Paul retrouve les gestes de toujours, ceux venus du fond des âges, lorsque l'Homme sortait de la chasse préhistorique, pour entrer dans l'ère du pain. Passage de l'animalité à l'Humanité, vecteur de l'Intelligence, comme a pu l'être l'invention de la roue ou lorsque Galilée par une belle nuit du seizième, a pointé sa lunette vers le ciel, Royaume de l'Inconnu.
Toujours plus haut, toujours plus loin . . .
Le Souffle passe . . .
Voici la première farine. Marine et Paul la regardent, comme on peut voir la naissance d'un enfant. Aujourd'hui, on oublie tout, les impôts, la taxe professionnelle, les guerres du Golfe et leur maudit pétrole, les gesticulations des minables " pipoliticiens " devant les problèmes et les sinistres pantalonnades de la télé-débilité. Ne reste que l'Amour du travail bien fait et çà, cette blanche farine, qui a nourrit des millions de gens au cours des siècles.

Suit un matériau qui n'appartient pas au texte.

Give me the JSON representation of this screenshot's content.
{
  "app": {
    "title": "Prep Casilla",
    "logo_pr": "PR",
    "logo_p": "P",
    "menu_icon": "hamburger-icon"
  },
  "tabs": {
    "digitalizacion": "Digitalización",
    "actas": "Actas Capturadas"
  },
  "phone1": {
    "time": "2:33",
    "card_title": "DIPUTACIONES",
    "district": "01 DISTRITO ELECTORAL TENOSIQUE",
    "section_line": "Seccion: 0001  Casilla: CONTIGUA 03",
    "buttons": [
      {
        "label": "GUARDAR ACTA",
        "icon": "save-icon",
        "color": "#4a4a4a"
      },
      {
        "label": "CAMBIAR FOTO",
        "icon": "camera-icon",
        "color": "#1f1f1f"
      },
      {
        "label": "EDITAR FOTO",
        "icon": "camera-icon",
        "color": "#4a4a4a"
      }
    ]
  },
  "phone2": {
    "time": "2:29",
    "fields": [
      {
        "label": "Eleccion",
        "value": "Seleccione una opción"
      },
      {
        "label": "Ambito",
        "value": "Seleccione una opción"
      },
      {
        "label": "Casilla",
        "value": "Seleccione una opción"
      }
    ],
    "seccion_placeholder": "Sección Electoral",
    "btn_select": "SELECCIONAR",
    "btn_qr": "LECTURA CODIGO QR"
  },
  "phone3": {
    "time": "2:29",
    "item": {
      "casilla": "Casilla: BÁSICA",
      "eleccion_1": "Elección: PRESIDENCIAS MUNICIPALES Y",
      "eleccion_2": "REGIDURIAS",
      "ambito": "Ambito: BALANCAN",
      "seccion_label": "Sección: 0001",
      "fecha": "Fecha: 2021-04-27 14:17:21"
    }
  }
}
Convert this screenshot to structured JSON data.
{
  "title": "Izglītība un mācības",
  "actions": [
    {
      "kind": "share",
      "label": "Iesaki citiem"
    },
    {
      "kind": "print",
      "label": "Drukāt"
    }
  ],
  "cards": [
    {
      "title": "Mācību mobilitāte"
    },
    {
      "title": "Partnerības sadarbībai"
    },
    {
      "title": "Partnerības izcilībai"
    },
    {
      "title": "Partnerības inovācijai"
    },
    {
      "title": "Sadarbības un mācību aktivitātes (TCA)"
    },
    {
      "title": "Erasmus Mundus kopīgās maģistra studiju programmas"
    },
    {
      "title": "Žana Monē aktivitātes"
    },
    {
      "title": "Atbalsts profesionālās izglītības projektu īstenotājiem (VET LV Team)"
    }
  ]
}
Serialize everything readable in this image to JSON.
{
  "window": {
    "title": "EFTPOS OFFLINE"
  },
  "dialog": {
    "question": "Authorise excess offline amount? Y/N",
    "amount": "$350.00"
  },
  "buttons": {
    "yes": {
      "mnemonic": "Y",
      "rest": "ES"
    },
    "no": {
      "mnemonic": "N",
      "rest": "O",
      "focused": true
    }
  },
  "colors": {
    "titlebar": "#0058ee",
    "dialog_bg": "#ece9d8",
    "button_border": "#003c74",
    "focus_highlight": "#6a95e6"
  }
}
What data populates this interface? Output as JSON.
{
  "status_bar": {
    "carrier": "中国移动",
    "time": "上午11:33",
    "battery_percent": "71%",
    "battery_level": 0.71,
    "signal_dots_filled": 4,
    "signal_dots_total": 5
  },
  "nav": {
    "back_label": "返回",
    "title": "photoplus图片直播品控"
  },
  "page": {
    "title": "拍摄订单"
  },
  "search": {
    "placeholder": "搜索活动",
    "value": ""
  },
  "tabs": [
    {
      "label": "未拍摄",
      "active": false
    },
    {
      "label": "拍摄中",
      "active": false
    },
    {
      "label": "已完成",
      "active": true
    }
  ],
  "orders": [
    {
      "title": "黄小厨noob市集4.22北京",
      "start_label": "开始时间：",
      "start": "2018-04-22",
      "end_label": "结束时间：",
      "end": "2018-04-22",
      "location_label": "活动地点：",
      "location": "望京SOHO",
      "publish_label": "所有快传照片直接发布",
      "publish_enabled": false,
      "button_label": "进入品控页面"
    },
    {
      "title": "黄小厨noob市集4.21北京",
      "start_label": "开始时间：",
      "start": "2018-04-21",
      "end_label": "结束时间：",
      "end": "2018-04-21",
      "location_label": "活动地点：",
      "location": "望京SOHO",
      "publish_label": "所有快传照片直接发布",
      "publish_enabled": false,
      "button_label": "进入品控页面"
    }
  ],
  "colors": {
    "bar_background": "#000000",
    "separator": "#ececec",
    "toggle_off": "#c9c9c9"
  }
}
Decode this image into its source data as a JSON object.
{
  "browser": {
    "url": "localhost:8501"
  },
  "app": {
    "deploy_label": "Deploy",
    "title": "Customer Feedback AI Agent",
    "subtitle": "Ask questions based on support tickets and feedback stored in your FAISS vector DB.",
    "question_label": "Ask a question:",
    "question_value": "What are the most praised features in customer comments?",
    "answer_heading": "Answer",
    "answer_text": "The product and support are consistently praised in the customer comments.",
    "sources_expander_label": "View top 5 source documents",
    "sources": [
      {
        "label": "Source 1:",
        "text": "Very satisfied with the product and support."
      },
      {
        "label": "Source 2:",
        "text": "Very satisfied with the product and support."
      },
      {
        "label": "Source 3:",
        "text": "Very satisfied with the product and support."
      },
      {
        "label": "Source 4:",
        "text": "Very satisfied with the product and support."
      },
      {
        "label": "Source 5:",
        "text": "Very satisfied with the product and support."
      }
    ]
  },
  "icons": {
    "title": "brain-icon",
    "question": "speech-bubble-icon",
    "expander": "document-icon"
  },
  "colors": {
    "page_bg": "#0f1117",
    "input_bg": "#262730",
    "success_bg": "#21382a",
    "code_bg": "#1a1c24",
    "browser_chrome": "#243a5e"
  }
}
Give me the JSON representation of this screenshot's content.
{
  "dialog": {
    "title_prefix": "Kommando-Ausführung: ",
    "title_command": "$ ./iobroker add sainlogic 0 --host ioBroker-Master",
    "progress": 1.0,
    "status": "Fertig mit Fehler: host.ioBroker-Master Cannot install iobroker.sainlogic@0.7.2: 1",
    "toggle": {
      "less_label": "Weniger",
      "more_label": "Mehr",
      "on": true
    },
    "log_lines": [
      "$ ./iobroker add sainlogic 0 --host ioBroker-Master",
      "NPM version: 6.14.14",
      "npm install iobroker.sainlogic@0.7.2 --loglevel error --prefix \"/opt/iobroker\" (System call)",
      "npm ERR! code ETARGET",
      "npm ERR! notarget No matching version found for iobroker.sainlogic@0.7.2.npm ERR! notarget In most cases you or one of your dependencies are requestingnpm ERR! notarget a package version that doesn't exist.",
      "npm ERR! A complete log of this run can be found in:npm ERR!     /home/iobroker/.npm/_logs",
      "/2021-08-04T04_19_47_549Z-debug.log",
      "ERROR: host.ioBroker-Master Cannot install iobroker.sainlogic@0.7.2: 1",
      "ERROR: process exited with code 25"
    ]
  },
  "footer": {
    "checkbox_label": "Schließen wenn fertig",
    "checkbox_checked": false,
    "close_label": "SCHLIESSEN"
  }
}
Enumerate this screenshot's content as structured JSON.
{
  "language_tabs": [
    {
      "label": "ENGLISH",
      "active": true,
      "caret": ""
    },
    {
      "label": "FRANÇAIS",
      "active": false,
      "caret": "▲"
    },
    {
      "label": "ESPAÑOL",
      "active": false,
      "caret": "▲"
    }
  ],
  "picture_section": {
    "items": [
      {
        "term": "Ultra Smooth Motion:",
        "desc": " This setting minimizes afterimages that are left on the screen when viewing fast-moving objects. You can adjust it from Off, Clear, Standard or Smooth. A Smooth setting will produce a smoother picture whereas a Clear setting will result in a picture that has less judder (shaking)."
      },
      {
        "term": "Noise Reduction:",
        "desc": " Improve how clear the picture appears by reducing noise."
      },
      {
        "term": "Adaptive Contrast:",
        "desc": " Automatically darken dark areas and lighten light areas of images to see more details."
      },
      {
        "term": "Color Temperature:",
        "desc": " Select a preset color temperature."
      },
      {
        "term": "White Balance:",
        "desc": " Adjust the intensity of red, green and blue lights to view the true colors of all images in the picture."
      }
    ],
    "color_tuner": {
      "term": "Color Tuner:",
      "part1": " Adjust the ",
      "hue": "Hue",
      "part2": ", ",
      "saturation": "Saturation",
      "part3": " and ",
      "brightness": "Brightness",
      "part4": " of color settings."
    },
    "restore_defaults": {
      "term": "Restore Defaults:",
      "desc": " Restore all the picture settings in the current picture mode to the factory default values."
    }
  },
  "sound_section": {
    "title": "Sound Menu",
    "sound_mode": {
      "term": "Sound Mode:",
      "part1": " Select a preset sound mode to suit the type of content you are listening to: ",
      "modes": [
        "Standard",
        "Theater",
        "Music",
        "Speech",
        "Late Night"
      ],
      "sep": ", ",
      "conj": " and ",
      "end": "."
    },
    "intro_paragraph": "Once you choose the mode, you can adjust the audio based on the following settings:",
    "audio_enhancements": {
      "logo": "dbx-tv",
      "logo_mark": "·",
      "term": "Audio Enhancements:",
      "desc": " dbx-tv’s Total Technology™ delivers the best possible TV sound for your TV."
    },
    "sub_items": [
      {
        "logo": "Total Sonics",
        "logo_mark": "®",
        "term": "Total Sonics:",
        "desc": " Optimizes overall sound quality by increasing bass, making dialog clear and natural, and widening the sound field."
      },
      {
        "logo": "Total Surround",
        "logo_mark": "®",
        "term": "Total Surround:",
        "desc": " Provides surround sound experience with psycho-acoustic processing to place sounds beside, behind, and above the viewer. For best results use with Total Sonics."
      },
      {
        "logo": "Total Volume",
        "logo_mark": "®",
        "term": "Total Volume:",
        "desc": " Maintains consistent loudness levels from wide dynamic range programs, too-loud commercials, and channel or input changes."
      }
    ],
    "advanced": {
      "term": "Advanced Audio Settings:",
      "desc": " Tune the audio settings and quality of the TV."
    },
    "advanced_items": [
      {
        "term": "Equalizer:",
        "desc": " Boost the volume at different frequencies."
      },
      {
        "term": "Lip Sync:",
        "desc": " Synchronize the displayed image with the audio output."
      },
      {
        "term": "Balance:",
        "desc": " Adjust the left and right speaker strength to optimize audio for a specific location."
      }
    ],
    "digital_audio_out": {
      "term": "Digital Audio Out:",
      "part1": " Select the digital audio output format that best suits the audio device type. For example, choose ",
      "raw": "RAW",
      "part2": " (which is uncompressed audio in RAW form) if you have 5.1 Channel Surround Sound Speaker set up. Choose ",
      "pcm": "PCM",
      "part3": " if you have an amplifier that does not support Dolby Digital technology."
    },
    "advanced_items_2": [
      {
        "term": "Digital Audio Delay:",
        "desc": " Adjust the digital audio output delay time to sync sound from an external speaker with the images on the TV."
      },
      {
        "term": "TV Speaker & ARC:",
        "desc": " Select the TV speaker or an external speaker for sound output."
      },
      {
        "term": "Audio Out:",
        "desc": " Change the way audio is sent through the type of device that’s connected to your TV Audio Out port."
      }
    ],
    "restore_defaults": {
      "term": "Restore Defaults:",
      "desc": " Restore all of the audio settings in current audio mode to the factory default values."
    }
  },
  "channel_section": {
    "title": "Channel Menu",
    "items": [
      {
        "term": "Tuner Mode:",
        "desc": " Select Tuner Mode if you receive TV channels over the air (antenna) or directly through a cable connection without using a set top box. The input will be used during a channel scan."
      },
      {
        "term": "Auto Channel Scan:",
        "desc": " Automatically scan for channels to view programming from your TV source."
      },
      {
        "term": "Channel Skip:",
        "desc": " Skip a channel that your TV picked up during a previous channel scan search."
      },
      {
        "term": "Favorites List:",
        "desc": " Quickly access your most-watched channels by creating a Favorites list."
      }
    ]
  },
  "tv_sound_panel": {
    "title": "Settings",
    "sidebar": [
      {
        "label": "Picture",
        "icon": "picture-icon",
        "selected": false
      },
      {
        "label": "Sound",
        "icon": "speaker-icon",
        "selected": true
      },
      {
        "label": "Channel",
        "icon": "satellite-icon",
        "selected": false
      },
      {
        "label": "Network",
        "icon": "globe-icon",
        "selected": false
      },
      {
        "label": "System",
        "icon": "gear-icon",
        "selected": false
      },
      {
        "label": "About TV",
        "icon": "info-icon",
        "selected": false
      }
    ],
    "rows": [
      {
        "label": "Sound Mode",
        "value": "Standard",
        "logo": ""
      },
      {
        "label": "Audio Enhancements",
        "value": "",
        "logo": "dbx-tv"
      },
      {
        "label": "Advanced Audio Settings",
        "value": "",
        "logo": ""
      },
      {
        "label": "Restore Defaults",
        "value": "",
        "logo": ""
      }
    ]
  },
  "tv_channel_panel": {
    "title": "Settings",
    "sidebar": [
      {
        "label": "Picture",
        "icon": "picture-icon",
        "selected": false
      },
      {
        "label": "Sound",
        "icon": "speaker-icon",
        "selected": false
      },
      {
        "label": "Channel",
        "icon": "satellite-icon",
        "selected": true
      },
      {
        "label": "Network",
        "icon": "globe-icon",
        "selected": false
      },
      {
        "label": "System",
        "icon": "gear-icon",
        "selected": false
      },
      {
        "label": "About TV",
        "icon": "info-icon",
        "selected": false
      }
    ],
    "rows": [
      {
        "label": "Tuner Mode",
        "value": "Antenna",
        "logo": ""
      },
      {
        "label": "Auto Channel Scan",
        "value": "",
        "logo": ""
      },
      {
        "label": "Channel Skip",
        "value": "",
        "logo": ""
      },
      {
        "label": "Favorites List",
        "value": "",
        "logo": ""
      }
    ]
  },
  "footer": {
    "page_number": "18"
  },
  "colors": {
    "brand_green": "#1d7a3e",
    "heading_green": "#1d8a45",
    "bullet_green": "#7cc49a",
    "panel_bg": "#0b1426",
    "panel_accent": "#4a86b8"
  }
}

Elle est là, cette farine, nous rappelant qu'elle est à la fois, fragile et forte.
Aussitôt, Paul se met au travail. Il pétrit avec amour et ardeur. Avec l'eau claire du canal, alimenté par les sources sacrées des Celtes et les " Larmes du Ciel ", qui au-dessus, veille sur les gens de bonne volonté, il va fabriquer une pâte divine, telle la manne céleste qui nourrit autrefois un grand peuple dans le désert.
La cuisson va se faire dans ce four, qui reprend le fil d'une tradition séculaire initiée par les chevaliers au " Blanc-Mantel ", autre nom des Templiers. Blanc, comme cette merveilleuse farine, qui tout à l'heure va fabriquer un pain merveilleux, sans " pastille " pour le faire gonfler.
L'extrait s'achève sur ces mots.